GNU General Public License v3.0
41 stars 14 forks source link

About genotype&filtering #12

Open MaoSihong opened 3 years ago

MaoSihong commented 3 years ago

how can I comprehend the genotype like 0/1|1/1|0/2|2/3…and how about the A、B、C in the tsv result? how can I filter the sites by SILHOUETTESCORE & CALINSKIHARABAZESCORE&LOGLIKELIHOOD, are there any recommanded threshholds? how to define the heterozygousity of a CNVsite for single individual?
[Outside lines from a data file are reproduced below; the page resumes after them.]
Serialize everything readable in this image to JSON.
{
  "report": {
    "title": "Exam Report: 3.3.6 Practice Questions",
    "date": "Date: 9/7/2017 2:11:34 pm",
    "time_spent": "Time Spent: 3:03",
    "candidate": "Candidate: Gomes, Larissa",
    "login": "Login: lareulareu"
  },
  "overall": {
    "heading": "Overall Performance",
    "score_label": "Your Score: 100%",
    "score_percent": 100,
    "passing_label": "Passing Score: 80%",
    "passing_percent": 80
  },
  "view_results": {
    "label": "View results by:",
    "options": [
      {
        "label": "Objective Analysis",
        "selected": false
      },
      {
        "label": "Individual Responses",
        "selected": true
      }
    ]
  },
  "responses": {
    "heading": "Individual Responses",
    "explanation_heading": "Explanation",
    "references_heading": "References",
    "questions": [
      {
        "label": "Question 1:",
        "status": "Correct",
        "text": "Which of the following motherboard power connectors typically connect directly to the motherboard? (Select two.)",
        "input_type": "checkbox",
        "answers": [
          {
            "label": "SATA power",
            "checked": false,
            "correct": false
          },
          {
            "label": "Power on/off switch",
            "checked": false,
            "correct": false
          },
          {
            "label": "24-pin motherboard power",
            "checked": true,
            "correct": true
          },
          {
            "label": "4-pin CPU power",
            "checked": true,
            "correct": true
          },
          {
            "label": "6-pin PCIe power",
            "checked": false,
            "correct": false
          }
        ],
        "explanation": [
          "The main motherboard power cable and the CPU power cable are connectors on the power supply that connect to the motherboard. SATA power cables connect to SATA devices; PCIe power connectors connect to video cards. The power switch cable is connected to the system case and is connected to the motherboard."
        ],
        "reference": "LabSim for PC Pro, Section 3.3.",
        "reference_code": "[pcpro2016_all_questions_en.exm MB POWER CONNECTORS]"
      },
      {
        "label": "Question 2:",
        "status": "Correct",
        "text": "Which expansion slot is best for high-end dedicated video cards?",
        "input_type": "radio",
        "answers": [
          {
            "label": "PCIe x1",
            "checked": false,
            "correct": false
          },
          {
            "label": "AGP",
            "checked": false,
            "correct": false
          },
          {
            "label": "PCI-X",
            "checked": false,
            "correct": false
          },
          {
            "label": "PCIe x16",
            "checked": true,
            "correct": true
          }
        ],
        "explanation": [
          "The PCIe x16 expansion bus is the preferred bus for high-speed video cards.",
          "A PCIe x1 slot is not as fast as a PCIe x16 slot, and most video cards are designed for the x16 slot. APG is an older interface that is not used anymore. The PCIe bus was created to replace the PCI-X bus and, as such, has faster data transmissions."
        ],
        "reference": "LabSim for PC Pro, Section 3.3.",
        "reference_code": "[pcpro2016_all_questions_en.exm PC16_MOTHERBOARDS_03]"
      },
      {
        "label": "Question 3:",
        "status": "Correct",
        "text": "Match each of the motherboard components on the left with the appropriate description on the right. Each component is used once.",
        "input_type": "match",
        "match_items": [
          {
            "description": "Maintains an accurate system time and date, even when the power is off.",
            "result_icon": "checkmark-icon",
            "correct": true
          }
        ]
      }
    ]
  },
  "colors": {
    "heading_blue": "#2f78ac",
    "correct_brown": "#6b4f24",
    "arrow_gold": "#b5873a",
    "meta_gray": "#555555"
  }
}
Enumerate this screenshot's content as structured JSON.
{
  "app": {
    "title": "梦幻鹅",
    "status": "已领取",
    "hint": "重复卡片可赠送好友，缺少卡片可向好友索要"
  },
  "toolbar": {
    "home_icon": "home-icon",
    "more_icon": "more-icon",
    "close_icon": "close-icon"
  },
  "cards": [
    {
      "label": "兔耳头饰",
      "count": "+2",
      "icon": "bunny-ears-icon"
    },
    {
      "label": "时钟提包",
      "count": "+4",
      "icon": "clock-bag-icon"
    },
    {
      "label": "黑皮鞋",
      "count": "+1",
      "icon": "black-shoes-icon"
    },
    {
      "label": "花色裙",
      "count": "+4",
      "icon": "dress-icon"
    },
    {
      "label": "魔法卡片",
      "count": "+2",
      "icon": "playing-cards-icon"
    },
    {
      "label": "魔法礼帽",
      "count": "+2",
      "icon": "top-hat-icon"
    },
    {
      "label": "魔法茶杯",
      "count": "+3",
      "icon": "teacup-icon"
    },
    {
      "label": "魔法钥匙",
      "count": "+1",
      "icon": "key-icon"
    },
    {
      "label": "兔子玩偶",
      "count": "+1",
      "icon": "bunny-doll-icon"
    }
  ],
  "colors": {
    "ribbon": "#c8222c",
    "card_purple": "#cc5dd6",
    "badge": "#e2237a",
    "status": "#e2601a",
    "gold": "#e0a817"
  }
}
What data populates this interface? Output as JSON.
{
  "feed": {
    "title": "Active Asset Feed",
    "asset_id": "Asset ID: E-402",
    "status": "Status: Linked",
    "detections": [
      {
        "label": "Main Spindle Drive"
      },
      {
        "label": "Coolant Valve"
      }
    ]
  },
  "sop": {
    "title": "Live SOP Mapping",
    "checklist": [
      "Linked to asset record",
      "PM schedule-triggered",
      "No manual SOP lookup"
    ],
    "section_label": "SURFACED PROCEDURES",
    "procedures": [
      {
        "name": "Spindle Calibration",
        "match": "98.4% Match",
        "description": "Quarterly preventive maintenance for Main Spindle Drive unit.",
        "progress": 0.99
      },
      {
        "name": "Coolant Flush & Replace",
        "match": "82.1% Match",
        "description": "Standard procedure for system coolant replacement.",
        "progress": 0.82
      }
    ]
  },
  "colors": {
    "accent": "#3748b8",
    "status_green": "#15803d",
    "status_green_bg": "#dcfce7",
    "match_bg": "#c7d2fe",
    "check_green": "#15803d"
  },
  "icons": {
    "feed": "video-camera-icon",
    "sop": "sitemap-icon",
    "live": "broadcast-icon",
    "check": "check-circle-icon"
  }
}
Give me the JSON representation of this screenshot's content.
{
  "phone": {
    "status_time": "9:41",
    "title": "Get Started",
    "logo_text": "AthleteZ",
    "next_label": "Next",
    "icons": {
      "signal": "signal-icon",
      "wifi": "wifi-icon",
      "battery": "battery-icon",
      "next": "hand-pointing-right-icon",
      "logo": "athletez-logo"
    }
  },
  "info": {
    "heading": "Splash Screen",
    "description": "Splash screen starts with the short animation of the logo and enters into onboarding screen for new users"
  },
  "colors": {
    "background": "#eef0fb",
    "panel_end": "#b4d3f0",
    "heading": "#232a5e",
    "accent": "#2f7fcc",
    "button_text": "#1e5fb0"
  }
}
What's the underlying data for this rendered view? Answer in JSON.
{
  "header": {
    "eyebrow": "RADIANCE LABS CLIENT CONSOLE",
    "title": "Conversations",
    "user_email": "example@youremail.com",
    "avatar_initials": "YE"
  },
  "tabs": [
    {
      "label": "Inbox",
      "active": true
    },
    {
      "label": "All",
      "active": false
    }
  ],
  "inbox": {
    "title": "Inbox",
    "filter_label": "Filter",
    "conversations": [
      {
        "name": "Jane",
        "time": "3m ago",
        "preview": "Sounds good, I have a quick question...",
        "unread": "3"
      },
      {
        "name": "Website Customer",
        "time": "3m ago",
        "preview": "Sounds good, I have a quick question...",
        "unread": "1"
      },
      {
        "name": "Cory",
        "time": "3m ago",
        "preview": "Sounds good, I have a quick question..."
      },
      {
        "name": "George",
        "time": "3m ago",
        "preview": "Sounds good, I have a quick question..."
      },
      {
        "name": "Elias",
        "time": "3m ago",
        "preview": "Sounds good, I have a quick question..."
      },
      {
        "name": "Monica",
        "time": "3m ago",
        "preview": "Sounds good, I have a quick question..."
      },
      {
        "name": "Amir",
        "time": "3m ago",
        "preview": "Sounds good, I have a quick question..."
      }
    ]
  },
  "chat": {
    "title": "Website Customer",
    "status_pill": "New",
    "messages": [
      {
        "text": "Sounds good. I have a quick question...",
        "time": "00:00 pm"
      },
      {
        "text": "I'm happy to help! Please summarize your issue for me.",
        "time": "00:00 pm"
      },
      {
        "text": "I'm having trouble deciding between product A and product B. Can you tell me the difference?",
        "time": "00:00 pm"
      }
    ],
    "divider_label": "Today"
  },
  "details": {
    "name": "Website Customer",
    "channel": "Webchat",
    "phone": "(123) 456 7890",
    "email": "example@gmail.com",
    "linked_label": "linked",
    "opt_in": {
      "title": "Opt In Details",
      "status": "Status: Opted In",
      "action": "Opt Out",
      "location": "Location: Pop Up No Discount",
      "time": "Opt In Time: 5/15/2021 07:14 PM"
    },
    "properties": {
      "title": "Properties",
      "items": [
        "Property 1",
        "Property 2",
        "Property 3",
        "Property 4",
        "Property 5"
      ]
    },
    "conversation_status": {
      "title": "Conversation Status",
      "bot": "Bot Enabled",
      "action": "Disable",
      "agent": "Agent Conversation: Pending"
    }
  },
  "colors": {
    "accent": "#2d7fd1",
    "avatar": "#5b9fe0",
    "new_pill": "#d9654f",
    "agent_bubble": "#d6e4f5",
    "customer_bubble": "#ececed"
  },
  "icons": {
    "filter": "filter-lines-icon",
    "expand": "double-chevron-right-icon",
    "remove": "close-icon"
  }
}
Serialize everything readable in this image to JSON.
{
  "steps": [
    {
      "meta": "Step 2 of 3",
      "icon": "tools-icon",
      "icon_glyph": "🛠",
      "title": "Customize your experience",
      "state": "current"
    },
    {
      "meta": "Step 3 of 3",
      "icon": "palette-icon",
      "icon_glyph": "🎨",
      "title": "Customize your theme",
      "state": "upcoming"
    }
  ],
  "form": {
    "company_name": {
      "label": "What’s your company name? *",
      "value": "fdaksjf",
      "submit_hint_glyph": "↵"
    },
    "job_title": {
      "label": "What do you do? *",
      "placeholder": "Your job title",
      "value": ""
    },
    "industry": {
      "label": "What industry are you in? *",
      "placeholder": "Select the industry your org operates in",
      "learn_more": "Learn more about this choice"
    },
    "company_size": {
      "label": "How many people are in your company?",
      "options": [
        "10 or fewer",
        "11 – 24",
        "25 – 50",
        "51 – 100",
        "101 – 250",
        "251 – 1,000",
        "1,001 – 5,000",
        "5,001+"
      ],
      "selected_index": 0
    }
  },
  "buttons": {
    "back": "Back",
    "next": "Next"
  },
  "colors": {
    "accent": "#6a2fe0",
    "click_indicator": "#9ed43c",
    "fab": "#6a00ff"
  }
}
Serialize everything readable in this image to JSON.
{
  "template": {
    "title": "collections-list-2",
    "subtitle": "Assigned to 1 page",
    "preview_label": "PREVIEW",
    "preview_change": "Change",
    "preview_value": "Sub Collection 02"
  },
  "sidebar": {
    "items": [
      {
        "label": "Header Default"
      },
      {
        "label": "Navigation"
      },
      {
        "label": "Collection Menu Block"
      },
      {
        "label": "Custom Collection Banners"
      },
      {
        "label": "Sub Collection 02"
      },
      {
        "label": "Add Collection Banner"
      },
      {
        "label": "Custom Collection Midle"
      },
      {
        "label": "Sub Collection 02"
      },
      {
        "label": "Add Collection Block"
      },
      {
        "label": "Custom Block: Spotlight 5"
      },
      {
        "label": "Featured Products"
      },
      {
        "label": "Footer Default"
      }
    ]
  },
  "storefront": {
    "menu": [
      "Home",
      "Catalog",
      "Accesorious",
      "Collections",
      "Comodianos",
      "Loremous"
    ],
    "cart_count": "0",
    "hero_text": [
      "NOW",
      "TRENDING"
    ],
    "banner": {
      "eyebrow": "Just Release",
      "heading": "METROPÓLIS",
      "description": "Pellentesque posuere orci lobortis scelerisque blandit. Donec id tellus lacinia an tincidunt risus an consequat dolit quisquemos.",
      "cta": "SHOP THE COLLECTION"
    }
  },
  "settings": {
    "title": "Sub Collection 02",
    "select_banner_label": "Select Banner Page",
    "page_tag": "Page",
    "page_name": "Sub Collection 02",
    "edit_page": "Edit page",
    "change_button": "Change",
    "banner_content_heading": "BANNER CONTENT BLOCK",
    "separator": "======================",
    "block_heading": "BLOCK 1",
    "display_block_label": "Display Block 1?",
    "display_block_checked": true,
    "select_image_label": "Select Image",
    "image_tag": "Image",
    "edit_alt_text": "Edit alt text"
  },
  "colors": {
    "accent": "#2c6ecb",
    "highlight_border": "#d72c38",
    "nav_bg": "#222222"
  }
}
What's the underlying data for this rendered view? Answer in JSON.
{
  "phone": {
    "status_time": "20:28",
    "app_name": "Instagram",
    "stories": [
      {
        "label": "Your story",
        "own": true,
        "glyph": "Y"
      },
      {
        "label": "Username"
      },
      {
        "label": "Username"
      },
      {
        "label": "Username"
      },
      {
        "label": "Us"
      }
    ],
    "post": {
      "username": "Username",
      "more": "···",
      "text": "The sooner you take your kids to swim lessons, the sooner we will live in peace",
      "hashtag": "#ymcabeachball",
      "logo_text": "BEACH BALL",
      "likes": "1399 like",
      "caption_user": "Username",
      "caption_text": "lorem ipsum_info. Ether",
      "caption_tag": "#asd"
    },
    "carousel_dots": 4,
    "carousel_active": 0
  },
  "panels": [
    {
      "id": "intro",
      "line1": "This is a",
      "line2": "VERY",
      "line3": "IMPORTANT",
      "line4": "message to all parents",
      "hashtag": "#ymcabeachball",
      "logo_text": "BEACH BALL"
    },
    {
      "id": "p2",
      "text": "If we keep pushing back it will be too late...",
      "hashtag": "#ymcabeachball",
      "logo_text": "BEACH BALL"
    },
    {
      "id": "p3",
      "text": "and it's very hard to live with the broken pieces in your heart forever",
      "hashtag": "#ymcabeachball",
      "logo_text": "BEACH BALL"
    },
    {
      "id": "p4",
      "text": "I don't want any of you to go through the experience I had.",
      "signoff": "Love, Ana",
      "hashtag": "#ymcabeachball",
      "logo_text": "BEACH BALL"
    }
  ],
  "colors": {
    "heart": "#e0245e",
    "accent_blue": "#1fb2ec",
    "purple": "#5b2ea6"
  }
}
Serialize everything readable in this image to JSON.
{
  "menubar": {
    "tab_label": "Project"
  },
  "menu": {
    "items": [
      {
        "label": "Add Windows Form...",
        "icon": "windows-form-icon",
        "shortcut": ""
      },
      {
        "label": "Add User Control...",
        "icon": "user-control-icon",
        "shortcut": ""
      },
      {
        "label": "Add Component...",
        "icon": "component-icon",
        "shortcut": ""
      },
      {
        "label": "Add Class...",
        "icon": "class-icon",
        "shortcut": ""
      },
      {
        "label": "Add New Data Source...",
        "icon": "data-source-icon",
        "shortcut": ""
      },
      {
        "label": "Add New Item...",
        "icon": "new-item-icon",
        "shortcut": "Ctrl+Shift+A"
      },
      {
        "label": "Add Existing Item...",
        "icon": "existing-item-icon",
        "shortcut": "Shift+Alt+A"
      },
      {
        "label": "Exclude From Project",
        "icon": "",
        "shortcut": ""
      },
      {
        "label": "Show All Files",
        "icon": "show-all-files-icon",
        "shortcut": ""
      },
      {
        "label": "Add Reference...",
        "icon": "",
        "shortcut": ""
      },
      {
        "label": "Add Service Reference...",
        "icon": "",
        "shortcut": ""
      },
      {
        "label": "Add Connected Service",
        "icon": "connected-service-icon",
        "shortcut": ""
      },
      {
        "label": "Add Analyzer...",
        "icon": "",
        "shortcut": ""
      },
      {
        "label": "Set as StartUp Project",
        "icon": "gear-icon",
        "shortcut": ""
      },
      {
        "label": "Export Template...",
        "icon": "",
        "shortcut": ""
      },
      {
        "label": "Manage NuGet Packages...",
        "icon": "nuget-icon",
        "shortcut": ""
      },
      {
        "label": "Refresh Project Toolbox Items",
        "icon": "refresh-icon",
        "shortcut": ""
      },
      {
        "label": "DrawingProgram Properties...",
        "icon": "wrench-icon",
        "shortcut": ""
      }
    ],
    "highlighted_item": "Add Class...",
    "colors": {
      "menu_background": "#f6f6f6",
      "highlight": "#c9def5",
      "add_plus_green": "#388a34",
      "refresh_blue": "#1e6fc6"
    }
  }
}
YiBenqiu commented 3 years ago

In my understanding, 0/0 means no copy numbers. if SVTYPE = DEL and genotype is 0/1 that means heterozygous deletion, 1/1 means homozygous deletion. if SVTYPE = DUP and genotype is 0/1 that means heterozygous duplication, 1/1 means homozygous duplication. But when CN>4, these are multi-allelic CNVs, so the genotype may look like 1/2, 0/2...

In additonal, I'm also confused about how to filter the sites by SILHOUETTESCORE & CALINSKIHARABAZESCORE&LOGLIKELIHOOD, in my result, some CALINSKIHARABAZESCORE or SILHOUETTESCORE value is nan. Does the same thing happen in your results?

MaoSihong commented 3 years ago

In my understanding, 0/0 means no copy numbers. if SVTYPE = DEL and genotype is 0/1 that means heterozygous deletion, 1/1 means homozygous deletion. if SVTYPE = DUP and genotype is 0/1 that means heterozygous duplication, 1/1 means homozygous duplication. But when CN>4, these are multi-allelic CNVs, so the genotype may look like 1/2, 0/2...

In additonal, I'm also confused about how to filter the sites by SILHOUETTESCORE & CALINSKIHARABAZESCORE&LOGLIKELIHOOD, in my result, some CALINSKIHARABAZESCORE or SILHOUETTESCORE value is nan. Does the same thing happen in your results?

Of course,NAN values also emerge in my results. I my sight, SILHOUETTESCORE &CALINSKIHARABAZESCORE describe the quality of genotype classification. Besides filtering the nan sites, keep x persentile of sites with higher value of these two values maybe a method. But it may omit some information and seems not quiet reasonable. LOGLIKELIHOOD seems like a transformed probability of the genotype of this site, I think.